I am currently on the east coast.  As I have no permanent monitoring equipment in place on the west coast to monitor my typically supervised signals when I am not there, signals that might someday relay a correlation of these measured signals from the Pacific Ocean to the appearance of tornadoes in the continent, I don’t know what was happening in the atmosphere on the Pacific coast prior to the appearance of the multitude of tornadoes that appeared in the continent yesterday, Christmas day. 

Reports say there were no fatalities.  However, hereby would like to express my sympathies to those affected by these storms. 

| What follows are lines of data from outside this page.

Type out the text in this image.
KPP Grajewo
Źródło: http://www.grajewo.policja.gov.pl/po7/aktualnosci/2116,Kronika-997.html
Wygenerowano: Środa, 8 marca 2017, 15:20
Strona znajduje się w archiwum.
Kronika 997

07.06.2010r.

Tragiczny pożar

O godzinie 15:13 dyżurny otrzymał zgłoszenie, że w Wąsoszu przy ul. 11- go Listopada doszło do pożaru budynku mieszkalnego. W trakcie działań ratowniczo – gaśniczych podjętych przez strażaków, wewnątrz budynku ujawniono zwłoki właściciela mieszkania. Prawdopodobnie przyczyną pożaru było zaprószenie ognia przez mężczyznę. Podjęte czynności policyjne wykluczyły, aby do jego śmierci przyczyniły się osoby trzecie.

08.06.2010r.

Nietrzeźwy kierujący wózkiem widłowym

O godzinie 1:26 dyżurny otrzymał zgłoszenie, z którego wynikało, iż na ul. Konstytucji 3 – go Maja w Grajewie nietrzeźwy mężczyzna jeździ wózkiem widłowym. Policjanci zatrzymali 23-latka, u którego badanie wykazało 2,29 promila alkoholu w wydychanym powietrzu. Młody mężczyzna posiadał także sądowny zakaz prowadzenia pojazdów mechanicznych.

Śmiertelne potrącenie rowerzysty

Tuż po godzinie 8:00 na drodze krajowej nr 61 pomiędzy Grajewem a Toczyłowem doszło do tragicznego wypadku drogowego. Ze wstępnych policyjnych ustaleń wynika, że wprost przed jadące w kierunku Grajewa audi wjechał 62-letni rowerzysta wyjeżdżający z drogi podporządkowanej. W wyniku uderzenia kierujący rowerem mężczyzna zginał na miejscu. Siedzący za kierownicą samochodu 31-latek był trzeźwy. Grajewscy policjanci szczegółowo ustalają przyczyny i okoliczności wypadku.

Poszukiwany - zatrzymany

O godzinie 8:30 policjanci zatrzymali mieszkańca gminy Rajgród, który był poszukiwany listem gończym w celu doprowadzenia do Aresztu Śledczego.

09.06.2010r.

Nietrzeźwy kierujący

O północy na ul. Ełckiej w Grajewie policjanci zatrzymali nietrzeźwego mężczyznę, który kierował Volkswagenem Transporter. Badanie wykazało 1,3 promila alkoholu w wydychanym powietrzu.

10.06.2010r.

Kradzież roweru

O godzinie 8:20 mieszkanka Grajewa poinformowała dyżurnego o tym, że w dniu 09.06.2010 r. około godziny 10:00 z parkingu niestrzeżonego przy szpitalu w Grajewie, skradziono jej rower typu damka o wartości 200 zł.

With any luck, someday I may be able to relay something worthwhile from these monitoring efforts.  That is to say, with any dedicated and permanent monitoring equipment, maybe some significant advance warning system might come to fruition to give advance warning as to the likelihood of the appearance of tornados in the interior of the United States. 

AVT



December 25-26 storm: record Christmas tornado outbreak in South, heavy snow, rain to north

Thursday, December 6, 2012

Widely Fluctuating Signals of Late

December 5th, 2012

Of late, the measured signals have been fluctuating widely, both stronger and weaker than the recent norm of signal strengths.  It appears that the signals are weakening to their normal levels of a few years back, or so.  I am unsure if this shift in signal strength is due merely to the change in seasons or if something more significant is taking place.  Too bad I have not been able to outfit permanent monitoring apparatus for my studies.  Maybe at some point in the future I will.